A new study suggests that changes in an overactive immune system can contribute to autism-like behaviors in mice.
The study from the California Institute of Technology (Caltech) also found that, in some cases, this activation can be related to what a developing fetus experiences in the womb.
“We have long suspected that the immune system plays a role in the development of autism spectrum disorder,” said Dr. Paul Patterson, the Anne P. and Benjamin F. Biaggini Professor of Biological Sciences at Caltech, who led the work.
“In our studies of a mouse model based on an environmental risk factor for autism, we find that the immune system of the mother is a key factor in the eventual abnormal behaviors in the offspring.”
The first step was establishing a mouse model that tied the autism-related behaviors to immune changes, he said.
Several large studies — including one that involved tracking the medical history of every person born in Denmark between 1980 and 2005 — found a correlation between viral infection during the first trimester of a mother’s pregnancy and a higher risk for autism in her child. As part of the new study, researchers injected pregnant mouse mothers with a viral mimic that triggered the same type of immune response a viral infection would.
“In mice, this single insult to the mother translates into autism-related behavioral abnormalities and neuropathologies in the offspring,” said Elaine Hsiao, a graduate student in Patterson’s lab and lead author of the paper.
The team found that the offspring exhibit the core behavioral symptoms associated with autism spectrum disorder, including repetitive or stereotyped behaviors, decreased social interactions, and impaired communication.
In mice, this translates to such behaviors as compulsively burying marbles placed in their cage, excessively self-grooming, choosing to spend time alone or with a toy rather than interacting with a new mouse, or vocalizing ultrasonically less often or in an altered way compared to typical mice.
Next, the researchers studied the immune system of the offspring of mothers that had been infected and found that they displayed a number of immune changes.
Some of those changes parallel those seen in people with autism, including decreased levels of regulatory T cells, which play a role in suppressing the immune response, the researchers said.
Taken together, the observed alterations add up to an immune system in overdrive, which promotes inflammation.
“Remarkably, we saw these immune abnormalities in both young and adult offspring of immune-activated mothers,” Hsiao said. “This tells us that a prenatal challenge can result in long-term consequences for health and development.”
The researchers were then able to test whether the offspring’s immune problems contribute to their autism-related behaviors. In a test of this hypothesis, the researchers gave the affected mice a bone-marrow transplant from typical mice.
The normal stem cells in the transplanted bone marrow not only replenished the immune system of the mice, but altered their autism-like behavior, the researchers report.
The researchers note that because the work was conducted in mice, the results cannot be readily extrapolated to humans, and they do not suggest that bone-marrow transplants should be considered as a treatment for autism.

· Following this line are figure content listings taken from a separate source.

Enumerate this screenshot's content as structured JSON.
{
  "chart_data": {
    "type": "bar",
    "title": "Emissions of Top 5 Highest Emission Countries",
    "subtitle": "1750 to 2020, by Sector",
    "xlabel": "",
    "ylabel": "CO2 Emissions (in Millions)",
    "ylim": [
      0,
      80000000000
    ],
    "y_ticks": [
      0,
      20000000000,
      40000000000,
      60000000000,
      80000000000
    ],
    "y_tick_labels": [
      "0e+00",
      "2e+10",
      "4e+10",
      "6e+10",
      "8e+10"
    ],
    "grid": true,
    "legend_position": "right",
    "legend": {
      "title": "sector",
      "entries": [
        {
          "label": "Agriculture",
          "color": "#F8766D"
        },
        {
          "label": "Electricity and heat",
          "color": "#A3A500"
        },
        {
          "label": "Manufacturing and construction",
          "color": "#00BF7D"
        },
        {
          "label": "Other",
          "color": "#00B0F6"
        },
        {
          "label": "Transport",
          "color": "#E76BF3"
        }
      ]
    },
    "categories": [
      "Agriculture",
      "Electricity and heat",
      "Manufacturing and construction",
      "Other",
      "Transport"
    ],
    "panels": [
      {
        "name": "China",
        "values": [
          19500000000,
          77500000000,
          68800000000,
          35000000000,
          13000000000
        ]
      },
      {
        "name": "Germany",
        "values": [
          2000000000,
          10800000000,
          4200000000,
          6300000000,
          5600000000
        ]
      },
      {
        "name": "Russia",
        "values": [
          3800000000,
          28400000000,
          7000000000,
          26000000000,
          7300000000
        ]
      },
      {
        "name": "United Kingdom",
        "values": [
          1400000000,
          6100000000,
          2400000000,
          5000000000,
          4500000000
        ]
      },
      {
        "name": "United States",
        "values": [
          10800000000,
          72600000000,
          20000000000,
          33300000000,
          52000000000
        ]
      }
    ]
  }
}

They also have yet to establish whether it was the infusion of stem cells or the bone-marrow transplant procedure itself — complete with irradiation — that corrected the behaviors.
However, the results do suggest that immune irregularities in children could be an important target for innovative immune manipulations in addressing the behaviors associated with autism, said Patterson. By correcting these immune problems, it might be possible to ameliorate some of the classic developmental delays seen in autism, he noted.
The results appear in a paper in the Proceedings of the National Academy of Sciences (PNAS).